I lead a boot camp class several times a week and although it is incredibly rewarding to motivate the group, there is a small section of members that consistently talk though the class and do not fully participate in the workout. I have been approached by other members who genuinely put their full effort into the class who are annoyed by these talkers and feel discouraged when they are in class. I have tried ignoring the problematic clients, motivating them when I do see them putting more effort into the exercise and eventually started calling them out when I see them procrastinating on a station. None of these have helped so far and I can tell a difference in the mood of the class when these clients show up and when they are not present.
For those of you that are experienced in working in group fitness situations, how would you handle this?
Alaina, are these people who are not fully participating, paying for the class? If yes you can tactfully pull them aside and mention how you noticed their distractions in class and wondered how you can help them do better so they are getting their moneys worth. Maybe offer to “tutor” all the the talkers etc in a private class to help their fitness improve.
If they are not paying for the class, go to the fitness director, explain the issue and see if you can boot them from the class -after giving them the option of improving their conduct of course.
They are in fact paying for the class. When only one member of this group shows up for the class, there is full and focused participation (oddly enough this person is completely interchangeable within the group). It’s when the whole group is there that is when distractions begin and participation declines.
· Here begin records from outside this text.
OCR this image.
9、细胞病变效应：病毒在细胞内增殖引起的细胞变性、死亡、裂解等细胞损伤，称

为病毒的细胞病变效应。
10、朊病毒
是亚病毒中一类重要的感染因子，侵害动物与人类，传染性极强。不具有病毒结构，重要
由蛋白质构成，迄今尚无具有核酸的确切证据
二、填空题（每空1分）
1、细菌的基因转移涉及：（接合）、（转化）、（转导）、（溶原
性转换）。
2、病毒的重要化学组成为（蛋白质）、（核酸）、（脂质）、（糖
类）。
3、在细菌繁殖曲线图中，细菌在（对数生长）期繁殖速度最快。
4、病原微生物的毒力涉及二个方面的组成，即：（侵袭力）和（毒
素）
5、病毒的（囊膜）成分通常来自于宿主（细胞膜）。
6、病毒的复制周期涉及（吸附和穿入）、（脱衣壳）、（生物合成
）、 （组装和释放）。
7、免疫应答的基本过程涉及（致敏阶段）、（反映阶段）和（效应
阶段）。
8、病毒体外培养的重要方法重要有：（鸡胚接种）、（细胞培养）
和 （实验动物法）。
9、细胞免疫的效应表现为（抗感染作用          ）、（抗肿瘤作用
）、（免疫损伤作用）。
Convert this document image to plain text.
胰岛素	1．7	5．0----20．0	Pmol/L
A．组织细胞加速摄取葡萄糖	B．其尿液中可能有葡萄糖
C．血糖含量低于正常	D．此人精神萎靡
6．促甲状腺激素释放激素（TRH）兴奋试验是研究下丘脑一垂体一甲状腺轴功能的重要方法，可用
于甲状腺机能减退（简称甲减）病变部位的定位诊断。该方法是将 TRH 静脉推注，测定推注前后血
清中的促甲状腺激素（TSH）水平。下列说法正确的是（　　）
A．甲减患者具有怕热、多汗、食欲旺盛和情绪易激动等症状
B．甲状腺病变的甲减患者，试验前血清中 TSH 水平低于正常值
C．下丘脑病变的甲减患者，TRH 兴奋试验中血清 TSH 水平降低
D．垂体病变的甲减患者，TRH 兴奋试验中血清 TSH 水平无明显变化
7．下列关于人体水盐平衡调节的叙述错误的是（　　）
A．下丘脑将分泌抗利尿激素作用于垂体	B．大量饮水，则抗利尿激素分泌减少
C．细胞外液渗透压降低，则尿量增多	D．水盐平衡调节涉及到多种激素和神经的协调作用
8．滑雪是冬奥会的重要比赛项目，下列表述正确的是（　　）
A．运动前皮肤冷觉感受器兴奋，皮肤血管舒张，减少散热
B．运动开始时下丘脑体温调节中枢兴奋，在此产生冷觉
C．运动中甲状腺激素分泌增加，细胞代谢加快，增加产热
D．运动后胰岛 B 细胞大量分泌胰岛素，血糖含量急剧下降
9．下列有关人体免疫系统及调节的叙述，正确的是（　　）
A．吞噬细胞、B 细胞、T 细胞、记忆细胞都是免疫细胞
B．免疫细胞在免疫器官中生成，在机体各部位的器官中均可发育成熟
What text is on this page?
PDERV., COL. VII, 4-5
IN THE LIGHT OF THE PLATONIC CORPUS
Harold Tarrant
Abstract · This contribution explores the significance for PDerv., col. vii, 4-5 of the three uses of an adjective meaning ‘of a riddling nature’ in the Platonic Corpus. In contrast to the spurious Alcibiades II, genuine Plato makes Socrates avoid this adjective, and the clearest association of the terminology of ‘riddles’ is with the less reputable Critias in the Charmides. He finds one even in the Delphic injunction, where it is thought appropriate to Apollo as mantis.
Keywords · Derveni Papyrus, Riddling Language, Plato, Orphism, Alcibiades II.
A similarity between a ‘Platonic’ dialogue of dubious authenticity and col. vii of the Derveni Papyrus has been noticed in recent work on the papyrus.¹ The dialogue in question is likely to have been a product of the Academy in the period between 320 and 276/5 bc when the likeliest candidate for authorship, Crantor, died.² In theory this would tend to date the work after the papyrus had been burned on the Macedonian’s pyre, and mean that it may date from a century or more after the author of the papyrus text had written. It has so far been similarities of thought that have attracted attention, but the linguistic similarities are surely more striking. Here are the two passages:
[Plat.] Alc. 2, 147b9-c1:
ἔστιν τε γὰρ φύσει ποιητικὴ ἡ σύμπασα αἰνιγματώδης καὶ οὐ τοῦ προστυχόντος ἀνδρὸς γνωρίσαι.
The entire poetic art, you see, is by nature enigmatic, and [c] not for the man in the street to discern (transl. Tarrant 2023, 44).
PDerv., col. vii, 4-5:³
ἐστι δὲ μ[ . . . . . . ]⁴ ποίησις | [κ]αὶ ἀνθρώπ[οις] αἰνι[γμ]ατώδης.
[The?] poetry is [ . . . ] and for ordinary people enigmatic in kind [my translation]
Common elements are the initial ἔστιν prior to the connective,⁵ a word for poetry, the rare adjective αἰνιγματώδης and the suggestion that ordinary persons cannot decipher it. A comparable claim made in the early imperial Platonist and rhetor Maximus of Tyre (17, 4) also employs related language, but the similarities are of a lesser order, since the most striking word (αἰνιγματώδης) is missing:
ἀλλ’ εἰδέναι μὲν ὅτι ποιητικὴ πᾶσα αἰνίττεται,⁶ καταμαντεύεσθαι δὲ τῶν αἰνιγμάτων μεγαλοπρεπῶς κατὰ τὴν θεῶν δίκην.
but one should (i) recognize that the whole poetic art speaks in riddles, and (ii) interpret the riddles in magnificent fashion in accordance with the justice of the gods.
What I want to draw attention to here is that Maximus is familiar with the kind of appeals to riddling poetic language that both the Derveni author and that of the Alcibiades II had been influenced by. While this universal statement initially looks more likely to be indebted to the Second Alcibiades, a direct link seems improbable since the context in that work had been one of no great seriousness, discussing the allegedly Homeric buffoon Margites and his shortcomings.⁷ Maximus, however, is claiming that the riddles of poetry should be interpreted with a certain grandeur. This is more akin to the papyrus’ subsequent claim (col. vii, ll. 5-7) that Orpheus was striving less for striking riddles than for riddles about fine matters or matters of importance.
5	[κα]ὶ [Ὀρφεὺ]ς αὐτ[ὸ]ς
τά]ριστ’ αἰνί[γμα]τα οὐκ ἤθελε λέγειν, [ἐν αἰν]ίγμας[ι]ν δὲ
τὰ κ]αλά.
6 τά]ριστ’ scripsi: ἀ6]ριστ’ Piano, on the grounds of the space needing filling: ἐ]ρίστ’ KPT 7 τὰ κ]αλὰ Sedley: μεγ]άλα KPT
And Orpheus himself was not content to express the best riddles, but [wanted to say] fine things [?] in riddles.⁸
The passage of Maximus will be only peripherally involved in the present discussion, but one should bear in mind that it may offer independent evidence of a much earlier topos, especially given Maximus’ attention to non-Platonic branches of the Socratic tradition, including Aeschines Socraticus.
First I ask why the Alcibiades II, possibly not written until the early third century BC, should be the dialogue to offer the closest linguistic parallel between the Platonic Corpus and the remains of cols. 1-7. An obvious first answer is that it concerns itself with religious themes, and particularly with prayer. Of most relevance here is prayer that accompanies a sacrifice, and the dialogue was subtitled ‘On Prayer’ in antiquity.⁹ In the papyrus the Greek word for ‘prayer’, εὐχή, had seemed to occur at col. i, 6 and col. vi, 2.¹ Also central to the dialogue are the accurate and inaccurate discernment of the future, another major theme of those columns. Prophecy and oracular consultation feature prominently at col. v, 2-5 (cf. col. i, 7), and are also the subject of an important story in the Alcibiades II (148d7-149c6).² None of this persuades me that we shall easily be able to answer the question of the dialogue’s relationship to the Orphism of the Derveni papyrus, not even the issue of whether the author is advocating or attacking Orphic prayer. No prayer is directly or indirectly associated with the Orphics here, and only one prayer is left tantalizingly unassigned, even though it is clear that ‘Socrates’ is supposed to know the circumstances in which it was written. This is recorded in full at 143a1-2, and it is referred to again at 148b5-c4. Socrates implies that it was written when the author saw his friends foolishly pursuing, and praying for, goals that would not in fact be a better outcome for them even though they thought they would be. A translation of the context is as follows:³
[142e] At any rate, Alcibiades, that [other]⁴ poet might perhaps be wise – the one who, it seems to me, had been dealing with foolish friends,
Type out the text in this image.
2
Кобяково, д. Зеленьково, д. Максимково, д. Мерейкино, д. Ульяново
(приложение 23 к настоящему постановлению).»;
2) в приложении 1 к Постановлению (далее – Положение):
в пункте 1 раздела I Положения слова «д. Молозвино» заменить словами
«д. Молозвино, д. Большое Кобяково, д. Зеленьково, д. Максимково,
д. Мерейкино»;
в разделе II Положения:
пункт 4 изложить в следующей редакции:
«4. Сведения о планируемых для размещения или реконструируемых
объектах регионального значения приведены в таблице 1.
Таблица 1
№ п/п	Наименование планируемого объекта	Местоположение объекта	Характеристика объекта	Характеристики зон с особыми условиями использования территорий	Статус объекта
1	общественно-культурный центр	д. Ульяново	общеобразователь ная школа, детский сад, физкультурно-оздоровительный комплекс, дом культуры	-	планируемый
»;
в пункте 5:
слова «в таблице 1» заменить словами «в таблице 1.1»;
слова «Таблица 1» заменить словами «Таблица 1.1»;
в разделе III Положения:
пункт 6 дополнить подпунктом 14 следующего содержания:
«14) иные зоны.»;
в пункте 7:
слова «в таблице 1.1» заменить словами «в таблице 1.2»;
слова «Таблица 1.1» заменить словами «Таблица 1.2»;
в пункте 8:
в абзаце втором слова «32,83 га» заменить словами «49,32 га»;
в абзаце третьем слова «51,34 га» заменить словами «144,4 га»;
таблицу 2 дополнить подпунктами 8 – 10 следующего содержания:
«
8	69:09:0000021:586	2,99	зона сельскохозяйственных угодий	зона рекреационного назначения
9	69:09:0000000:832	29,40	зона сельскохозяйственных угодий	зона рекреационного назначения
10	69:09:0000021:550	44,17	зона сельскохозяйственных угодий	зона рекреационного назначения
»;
You have every right as a trainer/instructor to make sure participants are following the class in a safe manner and respecting others who are there for a workout. I would pull the participants aside (not in front of others), and talk to them about the situation. Explain that you enjoy having them in class, but their conversations are distracting to others–and yourself–when you are trying to instruct the class. Keep it upbeat but remain firm and just state the facts.
While it can be hard to confront them, the conversation is needed. The class will respect you more for it.
Good luck and keep us posted!
Here is a suggestion that could work for you. This is one that myself and other drill instructors use at the unit where I instruct physical training and team building n order to seek out the weak and non-committed.
Once a week (or when ever you feel like it) choose a member of your class to lead the rest o f the class through some type of obstacle course. Give them an objective to accomplish within a given time and let them be the leaders for that time. This has 2 objectives:
-Help the team come together as one.
-Seek out those who are not team players and if they can’t lead or get along with the rest of the group, then the group will quickly figure that out.
I would start with those from this insubordinate group. There is nothing worst from the feeling when you are put in charge and then either can not deliver because you don’t have the skills to lead or the group doesn’t respect you (this is actually worst). This will either make them understand that they are not as important and/or badasses as they think they are or it will make them become part of the team to work together and respect each other. I’m not sure how comfortable you are doing this, but it will take pressure away form you and put it on them. Again, it’s only a suggestion.
The other option is to not let them come back when the next class is open for registration or at a very last resort refund their money and ban them from coming back. The unity of the group is more important that the feeling and thoughts of a few. Plus, the others in the class are also paying customers and they don’t have to put up with these people.
Whenever I am confronted with this I will either turn the bootcamp into a partner workout and assign partners, the talkers are never put together or I simply stop class and nobody works out until they stop talking.
If it gets really bad I explain the “talk test” to them, if you can talk you aren’t working hard enough so maybe we all need to sprint back up that hill.